What would Walter think of all this?

You might wonder what the originator of it all, the psychologist Walter Mischel who ran the first tests in the 1960s would make of this latest insight. Well wonder no more, because he is one of the authors of this new study. Over 50 years later he is still exploring this and still making new discoveries.

Oh But Wait – What is really going on?

There is another new twist to all of this.

Published in May is a study titled “Revisiting the Marshmallow Test: A Conceptual Replication Investigating Links Between Early Delay of Gratification and Later Outcomes”.

These researchers replicated the test but scaled things up because they felt that previous tests had followed up with far too few kids …

we examined associations between performance on a modified version of the marshmallow test and later outcomes in a larger and more diverse sample of children

OK, so what did they discover by doing this?

There was a correlation between early delayed gratification and later life success … but … it may not in fact be a causal relationship.

Their data appears to suggest that the social and economic background of the child is what leads to them being better at delayed gratification, and hence for similar reasons, they also have a better life outcome.

Let’s talk specifics.

In the test there were kids with mothers who had a college degree. In that group, some dug in and had the marshmallows, and some waited, yet when it comes to long term life outcomes, for that group it made no different. Those who waited and those who dug in all did just as well.

Flip that coin over and look at the kids whose mother does not have a college degree.
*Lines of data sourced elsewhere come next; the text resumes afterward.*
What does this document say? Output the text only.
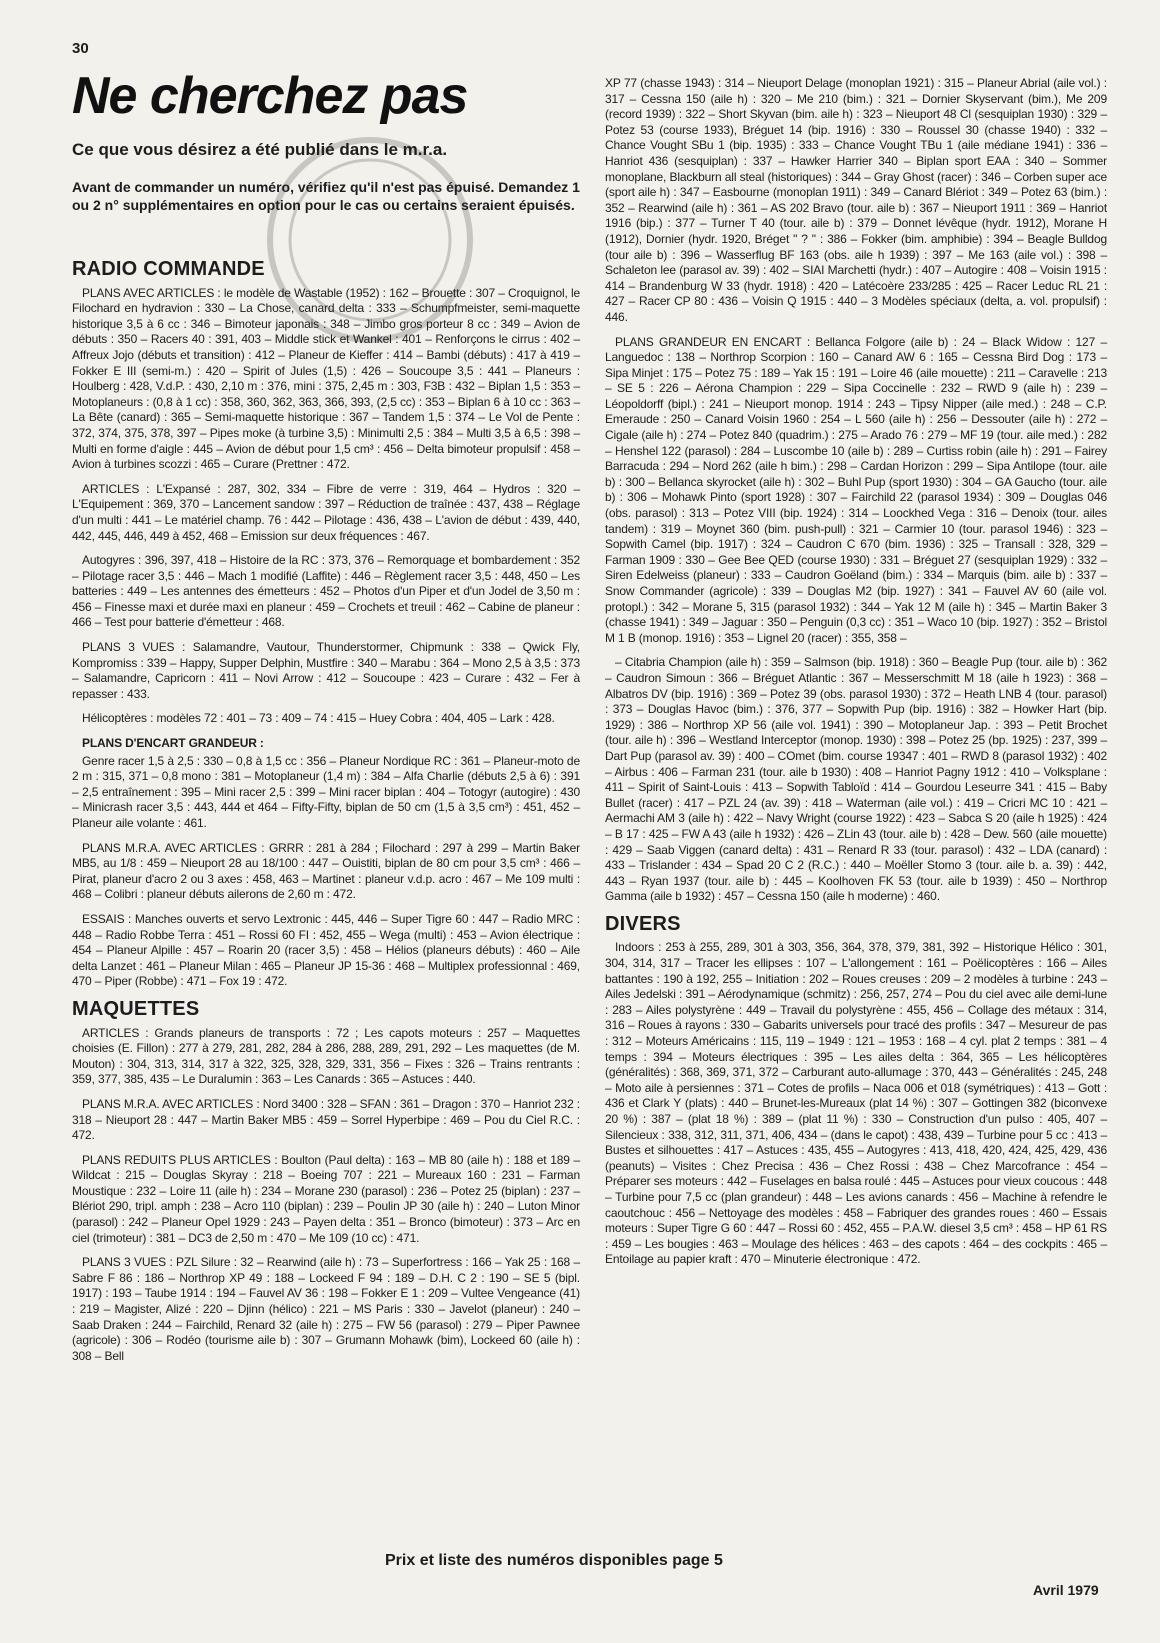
30
Ne cherchez pas
Ce que vous désirez a été publié dans le m.r.a.
Avant de commander un numéro, vérifiez qu'il n'est pas épuisé. Demandez 1 ou 2 n° supplémentaires en option pour le cas ou certains seraient épuisés.
RADIO COMMANDE

PLANS AVEC ARTICLES : le modèle de Wastable (1952) : 162 – Brouette : 307 – Croquignol, le Filochard en hydravion : 330 – La Chose, canard delta : 333 – Schumpfmeister, semi-maquette historique 3,5 à 6 cc : 346 – Bimoteur japonais : 348 – Jimbo gros porteur 8 cc : 349 – Avion de débuts : 350 – Racers 40 : 391, 403 – Middle stick et Wankel : 401 – Renforçons le cirrus : 402 – Affreux Jojo (débuts et transition) : 412 – Planeur de Kieffer : 414 – Bambi (débuts) : 417 à 419 – Fokker E III (semi-m.) : 420 – Spirit of Jules (1,5) : 426 – Soucoupe 3,5 : 441 – Planeurs : Houlberg : 428, V.d.P. : 430, 2,10 m : 376, mini : 375, 2,45 m : 303, F3B : 432 – Biplan 1,5 : 353 – Motoplaneurs : (0,8 à 1 cc) : 358, 360, 362, 363, 366, 393, (2,5 cc) : 353 – Biplan 6 à 10 cc : 363 – La Bête (canard) : 365 – Semi-maquette historique : 367 – Tandem 1,5 : 374 – Le Vol de Pente : 372, 374, 375, 378, 397 – Pipes moke (à turbine 3,5) : Minimulti 2,5 : 384 – Multi 3,5 à 6,5 : 398 – Multi en forme d'aigle : 445 – Avion de début pour 1,5 cm³ : 456 – Delta bimoteur propulsif : 458 – Avion à turbines scozzi : 465 – Curare (Prettner : 472.

ARTICLES : L'Expansé : 287, 302, 334 – Fibre de verre : 319, 464 – Hydros : 320 – L'Equipement : 369, 370 – Lancement sandow : 397 – Réduction de traînée : 437, 438 – Réglage d'un multi : 441 – Le matériel champ. 76 : 442 – Pilotage : 436, 438 – L'avion de début : 439, 440, 442, 445, 446, 449 à 452, 468 – Emission sur deux fréquences : 467.

Autogyres : 396, 397, 418 – Histoire de la RC : 373, 376 – Remorquage et bombardement : 352 – Pilotage racer 3,5 : 446 – Mach 1 modifié (Laffite) : 446 – Règlement racer 3,5 : 448, 450 – Les batteries : 449 – Les antennes des émetteurs : 452 – Photos d'un Piper et d'un Jodel de 3,50 m : 456 – Finesse maxi et durée maxi en planeur : 459 – Crochets et treuil : 462 – Cabine de planeur : 466 – Test pour batterie d'émetteur : 468.

PLANS 3 VUES : Salamandre, Vautour, Thunderstormer, Chipmunk : 338 – Qwick Fly, Kompromiss : 339 – Happy, Supper Delphin, Mustfire : 340 – Marabu : 364 – Mono 2,5 à 3,5 : 373 – Salamandre, Capricorn : 411 – Novi Arrow : 412 – Soucoupe : 423 – Curare : 432 – Fer à repasser : 433.

Hélicoptères : modèles 72 : 401 – 73 : 409 – 74 : 415 – Huey Cobra : 404, 405 – Lark : 428.

PLANS D'ENCART GRANDEUR :

Genre racer 1,5 à 2,5 : 330 – 0,8 à 1,5 cc : 356 – Planeur Nordique RC : 361 – Planeur-moto de 2 m : 315, 371 – 0,8 mono : 381 – Motoplaneur (1,4 m) : 384 – Alfa Charlie (débuts 2,5 à 6) : 391 – 2,5 entraînement : 395 – Mini racer 2,5 : 399 – Mini racer biplan : 404 – Totogyr (autogire) : 430 – Minicrash racer 3,5 : 443, 444 et 464 – Fifty-Fifty, biplan de 50 cm (1,5 à 3,5 cm³) : 451, 452 – Planeur aile volante : 461.

PLANS M.R.A. AVEC ARTICLES : GRRR : 281 à 284 ; Filochard : 297 à 299 – Martin Baker MB5, au 1/8 : 459 – Nieuport 28 au 18/100 : 447 – Ouistiti, biplan de 80 cm pour 3,5 cm³ : 466 – Pirat, planeur d'acro 2 ou 3 axes : 458, 463 – Martinet : planeur v.d.p. acro : 467 – Me 109 multi : 468 – Colibri : planeur débuts ailerons de 2,60 m : 472.

ESSAIS : Manches ouverts et servo Lextronic : 445, 446 – Super Tigre 60 : 447 – Radio MRC : 448 – Radio Robbe Terra : 451 – Rossi 60 FI : 452, 455 – Wega (multi) : 453 – Avion électrique : 454 – Planeur Alpille : 457 – Roarin 20 (racer 3,5) : 458 – Hélios (planeurs débuts) : 460 – Aile delta Lanzet : 461 – Planeur Milan : 465 – Planeur JP 15-36 : 468 – Multiplex professionnal : 469, 470 – Piper (Robbe) : 471 – Fox 19 : 472.

MAQUETTES

ARTICLES : Grands planeurs de transports : 72 ; Les capots moteurs : 257 – Maquettes choisies (E. Fillon) : 277 à 279, 281, 282, 284 à 286, 288, 289, 291, 292 – Les maquettes (de M. Mouton) : 304, 313, 314, 317 à 322, 325, 328, 329, 331, 356 – Fixes : 326 – Trains rentrants : 359, 377, 385, 435 – Le Duralumin : 363 – Les Canards : 365 – Astuces : 440.

PLANS M.R.A. AVEC ARTICLES : Nord 3400 : 328 – SFAN : 361 – Dragon : 370 – Hanriot 232 : 318 – Nieuport 28 : 447 – Martin Baker MB5 : 459 – Sorrel Hyperbipe : 469 – Pou du Ciel R.C. : 472.

PLANS REDUITS PLUS ARTICLES : Boulton (Paul delta) : 163 – MB 80 (aile h) : 188 et 189 – Wildcat : 215 – Douglas Skyray : 218 – Boeing 707 : 221 – Mureaux 160 : 231 – Farman Moustique : 232 – Loire 11 (aile h) : 234 – Morane 230 (parasol) : 236 – Potez 25 (biplan) : 237 – Blériot 290, tripl. amph : 238 – Acro 110 (biplan) : 239 – Poulin JP 30 (aile h) : 240 – Luton Minor (parasol) : 242 – Planeur Opel 1929 : 243 – Payen delta : 351 – Bronco (bimoteur) : 373 – Arc en ciel (trimoteur) : 381 – DC3 de 2,50 m : 470 – Me 109 (10 cc) : 471.

PLANS 3 VUES : PZL Silure : 32 – Rearwind (aile h) : 73 – Superfortress : 166 – Yak 25 : 168 – Sabre F 86 : 186 – Northrop XP 49 : 188 – Lockeed F 94 : 189 – D.H. C 2 : 190 – SE 5 (bipl. 1917) : 193 – Taube 1914 : 194 – Fauvel AV 36 : 198 – Fokker E 1 : 209 – Vultee Vengeance (41) : 219 – Magister, Alizé : 220 – Djinn (hélico) : 221 – MS Paris : 330 – Javelot (planeur) : 240 – Saab Draken : 244 – Fairchild, Renard 32 (aile h) : 275 – FW 56 (parasol) : 279 – Piper Pawnee (agricole) : 306 – Rodéo (tourisme aile b) : 307 – Grumann Mohawk (bim), Lockeed 60 (aile h) : 308 – Bell

XP 77 (chasse 1943) : 314 – Nieuport Delage (monoplan 1921) : 315 – Planeur Abrial (aile vol.) : 317 – Cessna 150 (aile h) : 320 – Me 210 (bim.) : 321 – Dornier Skyservant (bim.), Me 209 (record 1939) : 322 – Short Skyvan (bim. aile h) : 323 – Nieuport 48 Cl (sesquiplan 1930) : 329 – Potez 53 (course 1933), Bréguet 14 (bip. 1916) : 330 – Roussel 30 (chasse 1940) : 332 – Chance Vought SBu 1 (bip. 1935) : 333 – Chance Vought TBu 1 (aile médiane 1941) : 336 – Hanriot 436 (sesquiplan) : 337 – Hawker Harrier 340 – Biplan sport EAA : 340 – Sommer monoplane, Blackburn all steal (historiques) : 344 – Gray Ghost (racer) : 346 – Corben super ace (sport aile h) : 347 – Easbourne (monoplan 1911) : 349 – Canard Blériot : 349 – Potez 63 (bim.) : 352 – Rearwind (aile h) : 361 – AS 202 Bravo (tour. aile b) : 367 – Nieuport 1911 : 369 – Hanriot 1916 (bip.) : 377 – Turner T 40 (tour. aile b) : 379 – Donnet lévêque (hydr. 1912), Morane H (1912), Dornier (hydr. 1920, Bréget " ? " : 386 – Fokker (bim. amphibie) : 394 – Beagle Bulldog (tour aile b) : 396 – Wasserflug BF 163 (obs. aile h 1939) : 397 – Me 163 (aile vol.) : 398 – Schaleton lee (parasol av. 39) : 402 – SIAI Marchetti (hydr.) : 407 – Autogire : 408 – Voisin 1915 : 414 – Brandenburg W 33 (hydr. 1918) : 420 – Latécoère 233/285 : 425 – Racer Leduc RL 21 : 427 – Racer CP 80 : 436 – Voisin Q 1915 : 440 – 3 Modèles spéciaux (delta, a. vol. propulsif) : 446.

PLANS GRANDEUR EN ENCART : Bellanca Folgore (aile b) : 24 – Black Widow : 127 – Languedoc : 138 – Northrop Scorpion : 160 – Canard AW 6 : 165 – Cessna Bird Dog : 173 – Sipa Minjet : 175 – Potez 75 : 189 – Yak 15 : 191 – Loire 46 (aile mouette) : 211 – Caravelle : 213 – SE 5 : 226 – Aérona Champion : 229 – Sipa Coccinelle : 232 – RWD 9 (aile h) : 239 – Léopoldorff (bipl.) : 241 – Nieuport monop. 1914 : 243 – Tipsy Nipper (aile med.) : 248 – C.P. Emeraude : 250 – Canard Voisin 1960 : 254 – L 560 (aile h) : 256 – Dessouter (aile h) : 272 – Cigale (aile h) : 274 – Potez 840 (quadrim.) : 275 – Arado 76 : 279 – MF 19 (tour. aile med.) : 282 – Henshel 122 (parasol) : 284 – Luscombe 10 (aile b) : 289 – Curtiss robin (aile h) : 291 – Fairey Barracuda : 294 – Nord 262 (aile h bim.) : 298 – Cardan Horizon : 299 – Sipa Antilope (tour. aile b) : 300 – Bellanca skyrocket (aile h) : 302 – Buhl Pup (sport 1930) : 304 – GA Gaucho (tour. aile b) : 306 – Mohawk Pinto (sport 1928) : 307 – Fairchild 22 (parasol 1934) : 309 – Douglas 046 (obs. parasol) : 313 – Potez VIII (bip. 1924) : 314 – Loockhed Vega : 316 – Denoix (tour. ailes tandem) : 319 – Moynet 360 (bim. push-pull) : 321 – Carmier 10 (tour. parasol 1946) : 323 – Sopwith Camel (bip. 1917) : 324 – Caudron C 670 (bim. 1936) : 325 – Transall : 328, 329 – Farman 1909 : 330 – Gee Bee QED (course 1930) : 331 – Bréguet 27 (sesquiplan 1929) : 332 – Siren Edelweiss (planeur) : 333 – Caudron Goëland (bim.) : 334 – Marquis (bim. aile b) : 337 – Snow Commander (agricole) : 339 – Douglas M2 (bip. 1927) : 341 – Fauvel AV 60 (aile vol. protopl.) : 342 – Morane 5, 315 (parasol 1932) : 344 – Yak 12 M (aile h) : 345 – Martin Baker 3 (chasse 1941) : 349 – Jaguar : 350 – Penguin (0,3 cc) : 351 – Waco 10 (bip. 1927) : 352 – Bristol M 1 B (monop. 1916) : 353 – Lignel 20 (racer) : 355, 358 –

– Citabria Champion (aile h) : 359 – Salmson (bip. 1918) : 360 – Beagle Pup (tour. aile b) : 362 – Caudron Simoun : 366 – Bréguet Atlantic : 367 – Messerschmitt M 18 (aile h 1923) : 368 – Albatros DV (bip. 1916) : 369 – Potez 39 (obs. parasol 1930) : 372 – Heath LNB 4 (tour. parasol) : 373 – Douglas Havoc (bim.) : 376, 377 – Sopwith Pup (bip. 1916) : 382 – Howker Hart (bip. 1929) : 386 – Northrop XP 56 (aile vol. 1941) : 390 – Motoplaneur Jap. : 393 – Petit Brochet (tour. aile h) : 396 – Westland Interceptor (monop. 1930) : 398 – Potez 25 (bp. 1925) : 237, 399 – Dart Pup (parasol av. 39) : 400 – COmet (bim. course 19347 : 401 – RWD 8 (parasol 1932) : 402 – Airbus : 406 – Farman 231 (tour. aile b 1930) : 408 – Hanriot Pagny 1912 : 410 – Volksplane : 411 – Spirit of Saint-Louis : 413 – Sopwith Tabloïd : 414 – Gourdou Leseurre 341 : 415 – Baby Bullet (racer) : 417 – PZL 24 (av. 39) : 418 – Waterman (aile vol.) : 419 – Cricri MC 10 : 421 – Aermachi AM 3 (aile h) : 422 – Navy Wright (course 1922) : 423 – Sabca S 20 (aile h 1925) : 424 – B 17 : 425 – FW A 43 (aile h 1932) : 426 – ZLin 43 (tour. aile b) : 428 – Dew. 560 (aile mouette) : 429 – Saab Viggen (canard delta) : 431 – Renard R 33 (tour. parasol) : 432 – LDA (canard) : 433 – Trislander : 434 – Spad 20 C 2 (R.C.) : 440 – Moëller Stomo 3 (tour. aile b. a. 39) : 442, 443 – Ryan 1937 (tour. aile b) : 445 – Koolhoven FK 53 (tour. aile b 1939) : 450 – Northrop Gamma (aile b 1932) : 457 – Cessna 150 (aile h moderne) : 460.

DIVERS

Indoors : 253 à 255, 289, 301 à 303, 356, 364, 378, 379, 381, 392 – Historique Hélico : 301, 304, 314, 317 – Tracer les ellipses : 107 – L'allongement : 161 – Poëlicoptères : 166 – Ailes battantes : 190 à 192, 255 – Initiation : 202 – Roues creuses : 209 – 2 modèles à turbine : 243 – Ailes Jedelski : 391 – Aérodynamique (schmitz) : 256, 257, 274 – Pou du ciel avec aile demi-lune : 283 – Ailes polystyrène : 449 – Travail du polystyrène : 455, 456 – Collage des métaux : 314, 316 – Roues à rayons : 330 – Gabarits universels pour tracé des profils : 347 – Mesureur de pas : 312 – Moteurs Américains : 115, 119 – 1949 : 121 – 1953 : 168 – 4 cyl. plat 2 temps : 381 – 4 temps : 394 – Moteurs électriques : 395 – Les ailes delta : 364, 365 – Les hélicoptères (généralités) : 368, 369, 371, 372 – Carburant auto-allumage : 370, 443 – Généralités : 245, 248 – Moto aile à persiennes : 371 – Cotes de profils – Naca 006 et 018 (symétriques) : 413 – Gott : 436 et Clark Y (plats) : 440 – Brunet-les-Mureaux (plat 14 %) : 307 – Gottingen 382 (biconvexe 20 %) : 387 – (plat 18 %) : 389 – (plat 11 %) : 330 – Construction d'un pulso : 405, 407 – Silencieux : 338, 312, 311, 371, 406, 434 – (dans le capot) : 438, 439 – Turbine pour 5 cc : 413 – Bustes et silhouettes : 417 – Astuces : 435, 455 – Autogyres : 413, 418, 420, 424, 425, 429, 436 (peanuts) – Visites : Chez Precisa : 436 – Chez Rossi : 438 – Chez Marcofrance : 454 – Préparer ses moteurs : 442 – Fuselages en balsa roulé : 445 – Astuces pour vieux coucous : 448 – Turbine pour 7,5 cc (plan grandeur) : 448 – Les avions canards : 456 – Machine à refendre le caoutchouc : 456 – Nettoyage des modèles : 458 – Fabriquer des grandes roues : 460 – Essais moteurs : Super Tigre G 60 : 447 – Rossi 60 : 452, 455 – P.A.W. diesel 3,5 cm³ : 458 – HP 61 RS : 459 – Les bougies : 463 – Moulage des hélices : 463 – des capots : 464 – des cockpits : 465 – Entoilage au papier kraft : 470 – Minuterie électronique : 472.

Prix et liste des numéros disponibles page 5
Avril 1979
What did that reveal? Again a similar pattern prevailed. When you compare those that dug in to those that did not, there were similar outcomes.

If you live in a poorer household then delayed gratification might not be beneficial. While there might be treats today, there is no certainty that there will be treats tomorrow, so you tuck in. In the far more affluent context, delayed gratification makes more sense because you can then be certain that the promised better treat tomorrow will be there. Poverty can be a factor that leads to a tendency to opt for short-term rewards.

Bottom Line: We may in fact have been completely fooling ourselves into thinking that developing delayed gratification skills will lead to better life outcomes. It appears to be circumstances and not delayed gratification that leads to a better outcome, and for the exact same reason circumstances also leads to a better life outcome.

It turns out that it is all rather a lot more complicated and that the previous easy answers are not so simple after all.